LONDON — The Royal Bank of Scotland said Tuesday its outlook continues to improve as the British lender benefits from further declines in charges for bad loans.

The bank, which is 81 percent owned by the British government, said it expected to “significantly outperform” its previous guidance for the 2014 fiscal year. The bank had expected to record about $1.6 billion in charges for bad loans this year. It did not provide an updated figure.

“There has been an absence of large one-off impairments and lower levels of new nonperforming loans in the rest of RBS’s business” during the third quarter, the bank said in a news release.


RBS is expected to release its third-quarter results Oct. 31.

In July, RBS reported its second-quarter results a week early as its better-than-expected pretax profit nearly doubled on lower loan impairments and an improved economic outlook.

The lender said economic conditions continued to improve in the third quarter, which helped bolster the performance of its internal “bad bank,” known as RBS Capital Resolution.

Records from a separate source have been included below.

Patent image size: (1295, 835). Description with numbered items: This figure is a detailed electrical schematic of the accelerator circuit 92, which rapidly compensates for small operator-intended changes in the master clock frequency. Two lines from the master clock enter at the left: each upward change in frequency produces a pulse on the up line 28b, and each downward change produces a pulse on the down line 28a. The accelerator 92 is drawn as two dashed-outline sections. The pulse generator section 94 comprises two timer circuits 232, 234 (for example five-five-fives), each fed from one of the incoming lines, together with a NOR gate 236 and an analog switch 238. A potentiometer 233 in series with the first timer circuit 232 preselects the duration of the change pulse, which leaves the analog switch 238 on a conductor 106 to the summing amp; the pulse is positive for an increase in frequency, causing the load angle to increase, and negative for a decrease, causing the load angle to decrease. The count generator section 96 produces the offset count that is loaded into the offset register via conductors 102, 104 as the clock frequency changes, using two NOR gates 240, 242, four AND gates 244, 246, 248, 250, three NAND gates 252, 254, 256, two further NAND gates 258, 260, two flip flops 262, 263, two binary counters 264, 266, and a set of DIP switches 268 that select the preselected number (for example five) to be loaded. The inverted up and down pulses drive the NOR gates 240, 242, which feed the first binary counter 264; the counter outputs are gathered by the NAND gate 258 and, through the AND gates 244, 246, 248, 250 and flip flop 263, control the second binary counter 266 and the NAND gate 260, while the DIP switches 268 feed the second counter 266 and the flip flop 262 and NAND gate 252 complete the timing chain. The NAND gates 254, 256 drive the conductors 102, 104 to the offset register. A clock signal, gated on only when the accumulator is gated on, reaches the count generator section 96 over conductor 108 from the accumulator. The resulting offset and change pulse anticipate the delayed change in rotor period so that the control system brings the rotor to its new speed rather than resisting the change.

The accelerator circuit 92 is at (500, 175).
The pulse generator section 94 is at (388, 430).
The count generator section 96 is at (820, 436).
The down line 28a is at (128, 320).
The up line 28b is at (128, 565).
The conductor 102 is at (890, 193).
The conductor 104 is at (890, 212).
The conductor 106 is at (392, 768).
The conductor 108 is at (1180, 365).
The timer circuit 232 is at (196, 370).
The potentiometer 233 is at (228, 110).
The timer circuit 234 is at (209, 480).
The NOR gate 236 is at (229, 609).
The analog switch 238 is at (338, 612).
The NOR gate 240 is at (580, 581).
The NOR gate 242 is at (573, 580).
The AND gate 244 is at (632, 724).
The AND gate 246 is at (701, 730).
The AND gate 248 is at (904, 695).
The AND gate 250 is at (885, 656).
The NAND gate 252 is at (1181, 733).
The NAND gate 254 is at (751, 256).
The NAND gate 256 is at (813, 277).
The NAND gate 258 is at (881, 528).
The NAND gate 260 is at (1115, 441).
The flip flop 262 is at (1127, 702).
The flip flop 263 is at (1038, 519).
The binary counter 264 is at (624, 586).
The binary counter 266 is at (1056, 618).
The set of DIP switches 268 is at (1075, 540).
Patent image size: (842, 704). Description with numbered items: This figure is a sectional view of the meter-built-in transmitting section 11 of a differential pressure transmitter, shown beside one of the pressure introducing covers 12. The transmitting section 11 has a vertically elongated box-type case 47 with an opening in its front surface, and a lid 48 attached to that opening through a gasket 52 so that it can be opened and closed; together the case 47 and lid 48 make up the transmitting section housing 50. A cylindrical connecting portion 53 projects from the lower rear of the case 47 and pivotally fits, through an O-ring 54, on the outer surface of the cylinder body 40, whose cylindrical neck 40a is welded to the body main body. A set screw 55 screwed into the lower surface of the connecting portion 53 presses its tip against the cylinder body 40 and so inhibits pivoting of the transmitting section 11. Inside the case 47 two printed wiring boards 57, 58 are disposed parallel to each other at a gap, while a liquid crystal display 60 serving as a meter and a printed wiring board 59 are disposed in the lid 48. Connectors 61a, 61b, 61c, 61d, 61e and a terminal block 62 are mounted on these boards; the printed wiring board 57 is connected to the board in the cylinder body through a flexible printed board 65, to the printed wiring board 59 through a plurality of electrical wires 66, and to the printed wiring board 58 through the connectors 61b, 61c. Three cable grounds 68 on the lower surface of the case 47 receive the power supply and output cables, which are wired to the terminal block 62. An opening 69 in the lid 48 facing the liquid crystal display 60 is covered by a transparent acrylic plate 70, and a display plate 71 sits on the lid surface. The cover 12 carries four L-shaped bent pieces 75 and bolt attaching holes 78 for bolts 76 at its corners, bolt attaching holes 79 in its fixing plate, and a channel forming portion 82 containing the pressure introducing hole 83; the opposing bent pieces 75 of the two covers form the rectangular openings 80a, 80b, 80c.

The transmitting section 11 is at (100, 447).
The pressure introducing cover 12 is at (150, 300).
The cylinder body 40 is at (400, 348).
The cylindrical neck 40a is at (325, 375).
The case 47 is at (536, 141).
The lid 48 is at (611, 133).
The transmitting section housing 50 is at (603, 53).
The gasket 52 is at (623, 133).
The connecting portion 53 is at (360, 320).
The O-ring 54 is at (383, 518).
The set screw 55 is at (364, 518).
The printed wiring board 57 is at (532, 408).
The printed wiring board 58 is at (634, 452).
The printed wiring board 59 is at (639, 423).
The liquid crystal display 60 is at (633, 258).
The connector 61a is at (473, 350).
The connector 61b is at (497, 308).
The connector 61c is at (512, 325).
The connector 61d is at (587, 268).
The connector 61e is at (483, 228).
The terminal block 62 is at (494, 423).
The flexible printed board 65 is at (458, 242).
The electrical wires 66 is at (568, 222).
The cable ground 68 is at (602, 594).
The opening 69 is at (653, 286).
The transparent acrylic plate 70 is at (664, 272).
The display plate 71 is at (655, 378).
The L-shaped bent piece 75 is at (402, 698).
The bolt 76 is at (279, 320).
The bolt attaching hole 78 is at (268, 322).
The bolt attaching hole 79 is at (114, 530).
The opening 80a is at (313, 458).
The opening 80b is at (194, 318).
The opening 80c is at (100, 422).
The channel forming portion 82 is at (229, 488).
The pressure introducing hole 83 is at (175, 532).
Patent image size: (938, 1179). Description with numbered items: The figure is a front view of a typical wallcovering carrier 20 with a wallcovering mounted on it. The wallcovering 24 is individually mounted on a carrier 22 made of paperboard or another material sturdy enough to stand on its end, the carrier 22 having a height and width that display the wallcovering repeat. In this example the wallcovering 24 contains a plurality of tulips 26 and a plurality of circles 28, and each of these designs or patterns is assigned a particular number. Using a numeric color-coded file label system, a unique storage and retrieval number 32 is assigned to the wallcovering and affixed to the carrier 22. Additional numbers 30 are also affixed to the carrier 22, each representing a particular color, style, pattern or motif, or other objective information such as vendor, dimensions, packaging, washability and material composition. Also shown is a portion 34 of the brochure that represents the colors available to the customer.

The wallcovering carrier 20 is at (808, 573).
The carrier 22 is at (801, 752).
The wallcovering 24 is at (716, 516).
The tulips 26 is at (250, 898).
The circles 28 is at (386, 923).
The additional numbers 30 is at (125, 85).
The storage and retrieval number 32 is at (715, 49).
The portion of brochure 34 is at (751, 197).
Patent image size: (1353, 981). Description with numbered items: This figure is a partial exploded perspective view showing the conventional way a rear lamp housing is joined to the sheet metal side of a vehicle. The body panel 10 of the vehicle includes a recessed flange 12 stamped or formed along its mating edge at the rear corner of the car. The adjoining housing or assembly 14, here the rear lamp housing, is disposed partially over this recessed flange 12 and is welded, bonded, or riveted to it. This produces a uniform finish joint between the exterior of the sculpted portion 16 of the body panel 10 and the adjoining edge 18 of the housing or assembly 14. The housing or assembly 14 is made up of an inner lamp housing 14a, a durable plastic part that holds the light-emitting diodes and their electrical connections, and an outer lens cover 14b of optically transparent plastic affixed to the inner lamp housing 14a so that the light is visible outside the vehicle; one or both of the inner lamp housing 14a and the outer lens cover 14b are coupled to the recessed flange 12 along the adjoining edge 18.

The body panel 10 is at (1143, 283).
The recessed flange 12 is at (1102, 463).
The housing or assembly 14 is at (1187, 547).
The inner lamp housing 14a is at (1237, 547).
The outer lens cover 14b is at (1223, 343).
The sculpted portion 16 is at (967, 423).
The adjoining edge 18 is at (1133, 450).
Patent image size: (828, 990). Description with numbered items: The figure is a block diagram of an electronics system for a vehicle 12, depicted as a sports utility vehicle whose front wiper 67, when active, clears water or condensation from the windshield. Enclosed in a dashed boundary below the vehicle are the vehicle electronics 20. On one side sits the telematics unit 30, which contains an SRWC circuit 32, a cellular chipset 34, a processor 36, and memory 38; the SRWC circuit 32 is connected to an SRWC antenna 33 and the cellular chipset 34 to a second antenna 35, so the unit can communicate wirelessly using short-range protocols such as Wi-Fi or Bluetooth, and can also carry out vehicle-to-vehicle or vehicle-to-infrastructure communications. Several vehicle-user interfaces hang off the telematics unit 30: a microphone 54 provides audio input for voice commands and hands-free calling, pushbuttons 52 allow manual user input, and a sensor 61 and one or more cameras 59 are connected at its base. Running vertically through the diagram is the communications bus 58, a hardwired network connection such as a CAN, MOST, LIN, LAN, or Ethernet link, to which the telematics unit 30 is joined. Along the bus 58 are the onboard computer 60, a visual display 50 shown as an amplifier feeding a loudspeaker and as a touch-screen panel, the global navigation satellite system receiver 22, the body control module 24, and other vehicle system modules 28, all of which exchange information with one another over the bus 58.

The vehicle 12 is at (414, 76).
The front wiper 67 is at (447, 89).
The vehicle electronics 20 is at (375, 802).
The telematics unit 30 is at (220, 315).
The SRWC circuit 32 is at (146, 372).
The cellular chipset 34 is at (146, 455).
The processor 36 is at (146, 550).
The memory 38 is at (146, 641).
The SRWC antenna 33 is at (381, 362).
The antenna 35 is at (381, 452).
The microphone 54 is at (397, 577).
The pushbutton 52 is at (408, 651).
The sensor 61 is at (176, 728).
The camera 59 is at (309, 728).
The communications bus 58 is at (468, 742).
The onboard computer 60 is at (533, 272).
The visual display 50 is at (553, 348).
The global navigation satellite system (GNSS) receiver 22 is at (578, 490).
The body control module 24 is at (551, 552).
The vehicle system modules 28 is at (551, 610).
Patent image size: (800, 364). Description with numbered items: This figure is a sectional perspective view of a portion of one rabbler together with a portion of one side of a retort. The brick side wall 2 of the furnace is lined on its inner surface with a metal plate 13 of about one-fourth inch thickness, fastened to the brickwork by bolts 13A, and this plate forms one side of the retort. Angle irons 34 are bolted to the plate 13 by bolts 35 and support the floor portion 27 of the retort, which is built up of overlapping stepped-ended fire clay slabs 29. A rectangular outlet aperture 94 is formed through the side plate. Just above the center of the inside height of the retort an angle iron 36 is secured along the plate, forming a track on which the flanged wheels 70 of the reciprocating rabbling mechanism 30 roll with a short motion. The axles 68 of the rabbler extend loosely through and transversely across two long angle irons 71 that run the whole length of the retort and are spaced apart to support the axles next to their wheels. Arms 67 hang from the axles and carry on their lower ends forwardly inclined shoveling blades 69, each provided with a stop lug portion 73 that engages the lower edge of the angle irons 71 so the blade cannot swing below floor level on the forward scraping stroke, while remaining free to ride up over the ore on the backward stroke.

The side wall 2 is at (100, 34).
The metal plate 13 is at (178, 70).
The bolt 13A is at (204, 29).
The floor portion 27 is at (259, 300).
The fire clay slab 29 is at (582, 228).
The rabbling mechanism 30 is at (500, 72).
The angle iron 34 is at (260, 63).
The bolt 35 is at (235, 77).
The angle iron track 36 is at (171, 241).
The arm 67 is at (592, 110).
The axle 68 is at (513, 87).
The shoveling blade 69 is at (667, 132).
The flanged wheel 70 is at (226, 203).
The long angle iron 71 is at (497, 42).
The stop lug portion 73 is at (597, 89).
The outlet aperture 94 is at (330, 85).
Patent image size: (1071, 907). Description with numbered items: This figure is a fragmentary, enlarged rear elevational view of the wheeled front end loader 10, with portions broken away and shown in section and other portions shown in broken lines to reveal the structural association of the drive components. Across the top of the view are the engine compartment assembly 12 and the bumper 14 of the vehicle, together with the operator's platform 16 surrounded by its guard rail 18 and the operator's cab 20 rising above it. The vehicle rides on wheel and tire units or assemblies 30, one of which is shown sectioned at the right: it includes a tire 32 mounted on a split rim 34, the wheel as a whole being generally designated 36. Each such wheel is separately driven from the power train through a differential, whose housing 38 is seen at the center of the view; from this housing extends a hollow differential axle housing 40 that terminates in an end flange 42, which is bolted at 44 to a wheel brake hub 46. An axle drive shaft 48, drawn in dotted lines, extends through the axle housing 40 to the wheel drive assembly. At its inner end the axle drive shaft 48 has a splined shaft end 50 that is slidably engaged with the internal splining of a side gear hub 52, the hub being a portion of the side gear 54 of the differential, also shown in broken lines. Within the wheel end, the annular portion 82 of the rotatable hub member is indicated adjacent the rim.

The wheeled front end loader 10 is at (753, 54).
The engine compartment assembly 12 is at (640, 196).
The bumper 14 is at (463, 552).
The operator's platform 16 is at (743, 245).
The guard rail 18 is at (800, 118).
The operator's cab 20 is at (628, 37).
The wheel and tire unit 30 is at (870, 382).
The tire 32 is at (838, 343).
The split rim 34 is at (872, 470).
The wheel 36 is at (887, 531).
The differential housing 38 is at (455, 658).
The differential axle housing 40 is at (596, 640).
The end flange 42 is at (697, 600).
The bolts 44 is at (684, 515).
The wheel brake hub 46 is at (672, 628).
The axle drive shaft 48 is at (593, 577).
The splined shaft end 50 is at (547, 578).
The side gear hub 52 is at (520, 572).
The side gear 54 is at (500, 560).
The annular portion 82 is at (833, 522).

The internal bank was formed last year to hold and dispose of illiquid and underperforming assets.

RBS said it expected the improved outlook in the third quarter would allow it to release about $810 million in reserves that had been set aside for the bad bank.

That said, revenue in its corporate and institutional banking business was weaker than expected in the quarter, RBS said.

RBS, which is based in Edinburgh, also tempered its outlook somewhat by again warning Tuesday that litigation and other legacy issues could drag down its results in future quarters.

“Previously disclosed uncertainties remain, particu-larly relating to conduct and litigation matters,” the bank said.

The improving outlook is another positive sign for Ross McEwan, the RBS chief executive, as he tries to change the lender’s focus from being a global investment bank to becoming a smaller institution concentrated on the British market.


As part of the reshaping of its business, the lender is spinning off its Citizens Financial Group banking business in the United States.

It is also planning an initial public offering for its Williams & Glyn branch network in Britain, which must be completed by the end of 2017 as a condition of its government bailout during the financial crisis.

Shares of RBS rose 3.6 percent to 3.74 pounds in trading in London on Tuesday morning.